If you like books and you're not reading the Thursday Next series, what are you doing with your life? Thursday is a Literary Detective. She has the ability to jump "into" literature, and interact with famous fictional characters. She has a pet dodo. She's that rare female lead of a action-packed book who's actually allowed to age into her fifties and have multiple children. She's pretty much the coolest ever, go read her books.

6

Bertha Mason / Antoinette Cosway

Bertha Mason (or Rochester) is the "madwoman in the attic" from Jane Eyre. She doesn't really get her fair due in that book, though: she's mostly a creepy obstacle to Jane's happiness, and her only motivation seems to be to start fires.
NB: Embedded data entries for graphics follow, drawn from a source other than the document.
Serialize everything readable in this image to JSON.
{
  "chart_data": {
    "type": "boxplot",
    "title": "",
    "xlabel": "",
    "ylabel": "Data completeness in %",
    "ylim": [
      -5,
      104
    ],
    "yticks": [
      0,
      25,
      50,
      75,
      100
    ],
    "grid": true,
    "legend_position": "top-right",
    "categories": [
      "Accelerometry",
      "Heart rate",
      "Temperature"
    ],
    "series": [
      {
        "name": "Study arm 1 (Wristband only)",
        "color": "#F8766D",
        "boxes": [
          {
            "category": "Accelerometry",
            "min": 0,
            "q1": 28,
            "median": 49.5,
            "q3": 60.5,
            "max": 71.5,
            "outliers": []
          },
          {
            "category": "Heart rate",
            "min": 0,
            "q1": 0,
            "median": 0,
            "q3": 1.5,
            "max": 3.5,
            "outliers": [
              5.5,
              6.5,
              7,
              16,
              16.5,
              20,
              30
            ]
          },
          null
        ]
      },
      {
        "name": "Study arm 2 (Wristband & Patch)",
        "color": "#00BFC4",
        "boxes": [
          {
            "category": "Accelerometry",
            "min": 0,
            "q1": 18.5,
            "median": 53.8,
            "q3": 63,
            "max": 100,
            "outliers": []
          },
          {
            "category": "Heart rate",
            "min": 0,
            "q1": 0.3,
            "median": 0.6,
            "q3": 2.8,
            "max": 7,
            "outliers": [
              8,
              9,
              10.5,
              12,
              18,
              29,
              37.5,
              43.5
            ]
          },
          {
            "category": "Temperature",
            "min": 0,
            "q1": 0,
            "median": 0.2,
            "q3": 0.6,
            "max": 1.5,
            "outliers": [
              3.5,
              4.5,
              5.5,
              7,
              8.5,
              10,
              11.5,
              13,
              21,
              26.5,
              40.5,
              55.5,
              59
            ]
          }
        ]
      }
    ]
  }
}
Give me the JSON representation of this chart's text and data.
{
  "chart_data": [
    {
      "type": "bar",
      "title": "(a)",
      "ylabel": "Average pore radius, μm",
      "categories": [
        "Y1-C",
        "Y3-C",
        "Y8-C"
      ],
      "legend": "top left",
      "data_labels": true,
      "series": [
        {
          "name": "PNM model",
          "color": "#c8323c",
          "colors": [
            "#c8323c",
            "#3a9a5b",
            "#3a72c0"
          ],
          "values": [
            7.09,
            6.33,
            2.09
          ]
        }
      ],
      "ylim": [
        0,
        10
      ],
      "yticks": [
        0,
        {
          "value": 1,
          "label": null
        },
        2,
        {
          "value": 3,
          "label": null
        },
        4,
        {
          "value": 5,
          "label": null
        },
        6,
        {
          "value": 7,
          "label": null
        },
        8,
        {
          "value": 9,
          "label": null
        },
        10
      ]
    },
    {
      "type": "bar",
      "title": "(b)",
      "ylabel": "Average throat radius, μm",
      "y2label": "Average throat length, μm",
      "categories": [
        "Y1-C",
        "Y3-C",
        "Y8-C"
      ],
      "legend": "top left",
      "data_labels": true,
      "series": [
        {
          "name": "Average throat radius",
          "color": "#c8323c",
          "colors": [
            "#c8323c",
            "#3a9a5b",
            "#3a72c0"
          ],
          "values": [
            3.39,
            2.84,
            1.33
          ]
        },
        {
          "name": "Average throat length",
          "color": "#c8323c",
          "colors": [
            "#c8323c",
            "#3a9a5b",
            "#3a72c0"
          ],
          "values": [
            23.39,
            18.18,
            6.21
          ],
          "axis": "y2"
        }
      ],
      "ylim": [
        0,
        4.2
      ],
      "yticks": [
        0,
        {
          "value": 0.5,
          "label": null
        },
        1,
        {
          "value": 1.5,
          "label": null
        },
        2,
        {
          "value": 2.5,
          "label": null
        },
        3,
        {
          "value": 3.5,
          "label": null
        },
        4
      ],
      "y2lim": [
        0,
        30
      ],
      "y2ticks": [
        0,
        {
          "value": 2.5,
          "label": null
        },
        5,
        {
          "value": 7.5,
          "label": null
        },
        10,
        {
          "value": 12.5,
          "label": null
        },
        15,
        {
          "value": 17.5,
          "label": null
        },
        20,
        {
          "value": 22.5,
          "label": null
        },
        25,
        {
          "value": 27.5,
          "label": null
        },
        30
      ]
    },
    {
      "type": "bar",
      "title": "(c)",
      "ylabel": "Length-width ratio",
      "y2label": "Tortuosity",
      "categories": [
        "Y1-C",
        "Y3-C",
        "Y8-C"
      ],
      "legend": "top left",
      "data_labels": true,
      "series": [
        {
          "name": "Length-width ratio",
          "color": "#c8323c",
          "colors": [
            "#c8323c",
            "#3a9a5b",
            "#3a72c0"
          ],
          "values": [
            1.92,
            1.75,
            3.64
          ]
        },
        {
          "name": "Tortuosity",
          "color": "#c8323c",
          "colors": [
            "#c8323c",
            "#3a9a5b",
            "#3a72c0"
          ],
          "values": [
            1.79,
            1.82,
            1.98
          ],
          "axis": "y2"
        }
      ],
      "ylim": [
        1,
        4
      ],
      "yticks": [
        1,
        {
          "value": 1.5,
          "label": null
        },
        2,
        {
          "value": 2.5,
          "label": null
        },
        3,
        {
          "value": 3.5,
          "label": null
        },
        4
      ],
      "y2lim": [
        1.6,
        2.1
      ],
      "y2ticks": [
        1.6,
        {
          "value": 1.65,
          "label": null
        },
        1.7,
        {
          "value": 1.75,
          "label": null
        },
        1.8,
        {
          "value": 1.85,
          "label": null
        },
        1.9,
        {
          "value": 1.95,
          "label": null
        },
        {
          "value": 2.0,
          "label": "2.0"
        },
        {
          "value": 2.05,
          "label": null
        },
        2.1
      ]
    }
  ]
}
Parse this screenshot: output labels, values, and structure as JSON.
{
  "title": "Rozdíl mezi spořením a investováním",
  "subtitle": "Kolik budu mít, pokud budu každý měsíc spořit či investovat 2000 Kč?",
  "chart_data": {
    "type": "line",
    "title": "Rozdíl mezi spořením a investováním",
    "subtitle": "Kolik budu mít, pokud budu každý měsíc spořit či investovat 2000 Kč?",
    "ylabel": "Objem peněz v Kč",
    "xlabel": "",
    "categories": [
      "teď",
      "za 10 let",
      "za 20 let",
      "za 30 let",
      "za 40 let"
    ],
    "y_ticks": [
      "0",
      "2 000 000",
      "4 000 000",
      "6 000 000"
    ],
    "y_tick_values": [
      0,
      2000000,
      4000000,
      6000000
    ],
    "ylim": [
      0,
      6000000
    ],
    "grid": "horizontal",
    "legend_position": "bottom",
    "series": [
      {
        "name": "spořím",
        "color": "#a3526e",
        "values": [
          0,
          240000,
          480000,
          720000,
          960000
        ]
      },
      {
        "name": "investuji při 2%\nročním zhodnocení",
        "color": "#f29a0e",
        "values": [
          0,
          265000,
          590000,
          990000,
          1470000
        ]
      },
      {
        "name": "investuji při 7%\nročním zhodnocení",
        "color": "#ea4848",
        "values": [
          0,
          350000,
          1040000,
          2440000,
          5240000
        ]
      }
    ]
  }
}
Wide Sargasso Sea, however, makes Bertha (or Antoinette) into the protagonist, taking us back to when Mr. Rochester first married her in Jamaica. Jean Rhys paints a portrait of a young woman driven mad by society's strict role for her, a far more nuanced portrayal than the madwoman in the attic.

7

Orlando

Virginia Woolf's Orlando was a love letter to her friend and lover, Vita Sackville-West. In the novel Orlando starts out as a young English nobleman... but, around halfway through the novel, Orlando wakes up as a woman. There's no explanation. Orlando just kind of goes with it, giving us one of the most interesting, gender fluid heroines in literature.

8

Tan-Tan

Tan-Tan lives on the Carribean-colonized planet of Toussaint, where she loves to dress up as the Robber Queen for Carnival. But when she and her father are exiled to the harsh, monstrous world of New Half-Way Tree, she must become the Robber Queen in order to survive. Tan-Tan is a strong-willed, determined girl, who should be up there with all the great tough kid protagonists of the book world.

9

Beatrice

The characters you think of when you hear "Shakespearean heroine" are probably tragic (Ophelia, Juliet, Desdemona) or mighty queens (Cleopatra, Titania, Lady Macbeth), or young girls dressed as boys (Viola, Rosalind, Imogen). Beatrice is none of these things. She's not a young ingenue; she's a sharp-tongued witty broad who loves zingers and thrives on close female friendships. Her plot is a romance, sure, but it's about falling in love through humor and clever insults, rather than through any love at first sight nonsense.

10

Susan Pevensie

JUSTICE FOR SUSAN. In the first couple of Narnia books, Susan is pretty awesome. She handles a bow and arrow like a pro, she's logical and smart, and she keeps all her siblings alive in a wacky magical land. She's regarded as a gentle ruler in Narnian history. But then she's discarded like an old boot by her own author: all the other Pevensie kids get to return to Narnia "permanently" in the last book. In the real world, they're killed in a train wreck, except for Susan, who presumably had to identify all of the bodies. She's deemed too "grown up" for Narnia in the end, because she's interested in lipstick and nylons. But who says you can't wear lipstick while you shoot a bow and arrow?